10 czerwca 2016

Strajk pielęgniarek 6

Krzysztof Świątek z Tygodnika Solidarność mówił że pielęgniarkom w Polsce nie jest źle skoro jedne zarabiają ok. 4 tys. zł. a inne ok. 6 tys. zł. Konstanty Radziwiłł min. zdrowia obliczył że pielęgniarki zarabiają 
średnio w sumie z dodatkami 4 tys. 940 zł. brutto. Świątek dodał że PiS inwestując w dzieci to inwestuje w przyszłość Polski. 

Świątek reprezentuje Solidarność ale nie wiem jaką skoro popiera rząd PiS-u który chwali płace pielęgniarek które wynikają z nadgodzin pracy i który nie ma zamiaru wogóle podnosić płac pracownikom w kraju pozostając przy podnoszeniu tylko płacy minimalnej która wynika z corocznej waloryzacji. 

"PiS inwestując w dzieci to inwestuje w przyszłość Polski". - To jest slogan z PRL-u, ale za nim nic nie stoi. Nie ma inwestycji w dzieci dając na nie drobne 500 zł. Morawiecki stworzył plan naprawy państwa, ale on nadaje się tylko do PRL-u. 

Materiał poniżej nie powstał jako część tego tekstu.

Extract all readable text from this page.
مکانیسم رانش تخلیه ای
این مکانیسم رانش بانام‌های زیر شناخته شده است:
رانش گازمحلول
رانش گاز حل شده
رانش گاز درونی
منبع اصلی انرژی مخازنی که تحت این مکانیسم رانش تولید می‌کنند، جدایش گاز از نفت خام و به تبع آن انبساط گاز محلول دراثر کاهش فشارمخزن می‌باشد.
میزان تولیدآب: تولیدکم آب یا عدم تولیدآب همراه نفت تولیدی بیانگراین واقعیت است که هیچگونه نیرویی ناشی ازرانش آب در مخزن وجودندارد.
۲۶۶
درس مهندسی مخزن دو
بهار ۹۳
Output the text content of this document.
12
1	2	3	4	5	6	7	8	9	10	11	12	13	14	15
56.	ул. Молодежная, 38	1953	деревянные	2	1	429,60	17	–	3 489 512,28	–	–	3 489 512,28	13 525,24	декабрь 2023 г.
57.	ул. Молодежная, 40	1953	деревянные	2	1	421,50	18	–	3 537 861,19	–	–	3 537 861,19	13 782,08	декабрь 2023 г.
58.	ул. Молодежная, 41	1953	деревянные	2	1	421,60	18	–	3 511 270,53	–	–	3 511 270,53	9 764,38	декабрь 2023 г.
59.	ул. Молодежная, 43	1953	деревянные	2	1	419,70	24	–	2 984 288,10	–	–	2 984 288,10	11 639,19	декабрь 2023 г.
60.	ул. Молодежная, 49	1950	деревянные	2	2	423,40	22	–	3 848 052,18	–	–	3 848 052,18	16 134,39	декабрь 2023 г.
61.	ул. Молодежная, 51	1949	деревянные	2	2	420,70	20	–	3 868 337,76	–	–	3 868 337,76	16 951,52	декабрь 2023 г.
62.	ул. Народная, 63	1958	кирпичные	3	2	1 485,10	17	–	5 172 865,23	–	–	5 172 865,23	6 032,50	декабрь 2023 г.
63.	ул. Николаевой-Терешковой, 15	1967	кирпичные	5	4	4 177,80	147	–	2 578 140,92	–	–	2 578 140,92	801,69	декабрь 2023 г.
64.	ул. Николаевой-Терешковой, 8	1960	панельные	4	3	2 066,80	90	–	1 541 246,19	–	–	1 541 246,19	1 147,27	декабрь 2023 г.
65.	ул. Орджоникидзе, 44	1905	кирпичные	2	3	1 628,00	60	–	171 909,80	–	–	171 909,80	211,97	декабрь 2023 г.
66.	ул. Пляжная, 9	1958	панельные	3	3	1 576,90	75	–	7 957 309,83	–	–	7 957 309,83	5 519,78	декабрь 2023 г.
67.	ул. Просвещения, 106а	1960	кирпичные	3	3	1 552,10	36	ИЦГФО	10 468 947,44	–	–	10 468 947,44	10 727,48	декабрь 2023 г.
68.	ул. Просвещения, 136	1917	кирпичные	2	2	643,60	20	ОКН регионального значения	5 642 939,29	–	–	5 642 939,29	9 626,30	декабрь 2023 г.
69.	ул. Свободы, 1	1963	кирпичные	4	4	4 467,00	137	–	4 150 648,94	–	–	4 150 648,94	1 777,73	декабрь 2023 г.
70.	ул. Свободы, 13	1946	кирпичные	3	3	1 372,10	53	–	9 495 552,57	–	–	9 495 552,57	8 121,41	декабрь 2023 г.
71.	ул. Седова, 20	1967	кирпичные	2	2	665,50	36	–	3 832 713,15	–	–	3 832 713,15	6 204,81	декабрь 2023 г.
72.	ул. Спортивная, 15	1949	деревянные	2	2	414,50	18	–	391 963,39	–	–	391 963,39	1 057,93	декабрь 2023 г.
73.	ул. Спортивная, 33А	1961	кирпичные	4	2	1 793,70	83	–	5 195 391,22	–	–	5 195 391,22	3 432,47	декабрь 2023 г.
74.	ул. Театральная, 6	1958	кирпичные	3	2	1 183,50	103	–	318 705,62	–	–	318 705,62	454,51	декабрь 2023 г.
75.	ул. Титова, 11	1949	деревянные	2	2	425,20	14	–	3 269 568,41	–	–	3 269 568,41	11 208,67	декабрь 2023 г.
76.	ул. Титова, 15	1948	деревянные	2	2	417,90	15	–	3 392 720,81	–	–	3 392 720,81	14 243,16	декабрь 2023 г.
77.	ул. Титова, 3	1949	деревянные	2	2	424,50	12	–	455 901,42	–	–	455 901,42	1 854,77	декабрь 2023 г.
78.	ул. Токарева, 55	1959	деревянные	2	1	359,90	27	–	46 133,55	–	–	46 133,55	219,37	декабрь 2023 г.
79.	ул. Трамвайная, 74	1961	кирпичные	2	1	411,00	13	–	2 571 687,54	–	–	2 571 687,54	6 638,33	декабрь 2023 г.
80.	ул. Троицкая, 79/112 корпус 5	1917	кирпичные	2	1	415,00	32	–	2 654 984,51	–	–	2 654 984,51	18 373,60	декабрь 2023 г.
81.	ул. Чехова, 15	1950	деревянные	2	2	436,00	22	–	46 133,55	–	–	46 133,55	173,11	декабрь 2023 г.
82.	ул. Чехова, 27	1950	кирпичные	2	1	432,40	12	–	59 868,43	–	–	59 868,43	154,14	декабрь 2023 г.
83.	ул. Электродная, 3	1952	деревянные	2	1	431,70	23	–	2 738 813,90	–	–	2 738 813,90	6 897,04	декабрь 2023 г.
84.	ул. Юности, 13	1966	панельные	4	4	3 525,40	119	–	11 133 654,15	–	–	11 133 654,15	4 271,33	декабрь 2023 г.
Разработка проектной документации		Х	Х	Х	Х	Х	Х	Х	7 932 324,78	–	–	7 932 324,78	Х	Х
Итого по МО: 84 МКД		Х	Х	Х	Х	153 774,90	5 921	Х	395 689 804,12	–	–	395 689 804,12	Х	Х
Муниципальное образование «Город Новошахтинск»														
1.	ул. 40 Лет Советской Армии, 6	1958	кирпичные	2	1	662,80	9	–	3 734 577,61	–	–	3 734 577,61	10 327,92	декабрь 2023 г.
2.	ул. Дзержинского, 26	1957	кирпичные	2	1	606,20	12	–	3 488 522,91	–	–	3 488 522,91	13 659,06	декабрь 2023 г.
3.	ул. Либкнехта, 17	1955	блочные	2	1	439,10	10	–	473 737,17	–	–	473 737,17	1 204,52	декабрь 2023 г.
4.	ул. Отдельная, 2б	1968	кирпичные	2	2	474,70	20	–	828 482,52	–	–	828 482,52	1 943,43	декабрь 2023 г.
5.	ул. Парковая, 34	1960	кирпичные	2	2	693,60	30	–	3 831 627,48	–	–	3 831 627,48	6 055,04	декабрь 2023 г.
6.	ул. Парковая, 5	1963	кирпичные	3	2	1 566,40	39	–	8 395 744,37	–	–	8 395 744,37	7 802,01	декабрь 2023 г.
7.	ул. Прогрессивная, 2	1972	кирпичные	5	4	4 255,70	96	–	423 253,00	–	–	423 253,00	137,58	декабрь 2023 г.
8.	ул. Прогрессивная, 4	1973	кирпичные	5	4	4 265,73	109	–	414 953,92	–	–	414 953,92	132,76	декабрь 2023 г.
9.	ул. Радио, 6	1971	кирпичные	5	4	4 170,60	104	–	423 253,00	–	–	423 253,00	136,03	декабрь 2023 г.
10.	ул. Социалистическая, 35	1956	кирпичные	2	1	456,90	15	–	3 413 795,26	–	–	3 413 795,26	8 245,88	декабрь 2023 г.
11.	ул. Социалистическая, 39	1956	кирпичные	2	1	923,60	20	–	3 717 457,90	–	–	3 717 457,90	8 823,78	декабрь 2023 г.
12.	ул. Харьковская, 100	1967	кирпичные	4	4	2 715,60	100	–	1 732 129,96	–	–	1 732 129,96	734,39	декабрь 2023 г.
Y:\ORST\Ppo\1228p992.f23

Wiktor Orban co prawda nie dał dzieciom po 500 zł. ale dał Węgrom możliwość kupienia mieszkania dając im bezzwrotnie 120 tys. zł. ( po przeliczeniu ) plus drugie 120 tys. zł. na kredyt hipoteczny 3 %. To wszystko wg. Orbana miało zwiększyć dzietność lecz zwiększyło tylko ilość małżeństw i to jest zrozumiałe bo jak daje się mieszkania młodym ludziom a nie wyższe ( czyt. właściwe ) płace to wiadomo z góry że przybędzie z tego powodu tylko ilość małżeństw. 

W Polsce za rządów PiS dano tylko po 500 zł. na dzieci a to też miało zwiększyć dzietność w kraju lecz nie zwiększy, bo te drobne wykorzystuje się na bieżące wydatki takie jak m.in. dopłata do czynszu, na jedzenie i ubranie. Dzieci jednak wymagają z czasem więcej pieniędzy na swoje utrzymanie bo rosną a tego nie da pisowskie 500 zł. Konkluzja jest taka że żaden z tych rządów nie chce podnieść ludziom płac do właściwej wysokości lecz omamia ludzi dodatkami które nie przyczynią się do zwiększenia dzietności i do nie emigrowania za dobrze płatną pracą. Prawica na Węgrzech i w Polsce okazała się lewicą a ona niestety nie podniesie ludziom płac do właściwej wysokości. 

Konstanty Radziwiłł min. zdrowia zapowiedział że niebawem wejdzie ustawa dekomercjalizująca służbę zdrowia, czyli taka która przekształci ją w publiczną. Nie będzie już spółek i prywatyzacji w służbie zdrowia. - Najwyższy czas by publiczna służba zdrowia była publiczną, bo zdrowia i życia nie można mierzyć pieniędzmi. Min. zdrowia powinien doprowadzić do tego by lekarzom płacono za ilość przepracowanych godzin a nie za ilość przyjętych pacjentów jak było za rządów PO i Tuska a wtedy zmniejszą się kolejki do lekarzy i nie będzie odsyłania pacjentów do innych placówek medycznych z powodu wyczerpanego limitu w przyjmowaniu pacjentów. 

Po zakończeniu strajku pielęgniarkom z CZD obiecano po 300 zł. do pensji oraz 150 % dodatku za pracę w święta. To nie zadowoliło pielęgniarek i zawiesiły strajk bo nie spełniono ich oczekiwań w pełni a mianowicie one chciały 500 zł. do pensji oraz dodatkowych pielęgniarek w CZD a tego nie otrzymały. Ministra zdrowia czeka kolejny strajk pielęgniarek z Dąbrowy Górniczej. One też chcą poprawy warunków płacowych. Uważam że normalny minister zdrowia sam wpadnie na pomysł by wszystkim pielęgniarkom w Polsce podnieść płace do właściwej wysokości, ale tak nie stanie się za żadnego rządu w Polsce bo żaden nie ma takich zamiarów. 

Nie rozumiem czemu nie ma krytyki i protestów wobec posłów których wybieramy do sejmu po to by dbali także o naszą kieszeń by była wypchana uczciwie zarobionymi pieniędzmi, gdy posłowie dbają tylko o swoją kieszeń przyznając sobie pensje powyżej 10 tys. zł. miesięcznie. Poseł zarabia nawet 6 razy więcej niż większość ludzi pracy. Chyba każdy wie że takich dysproporcji w placach to nie powinno  być w Polsce. Pomijam tu prywatne firmy.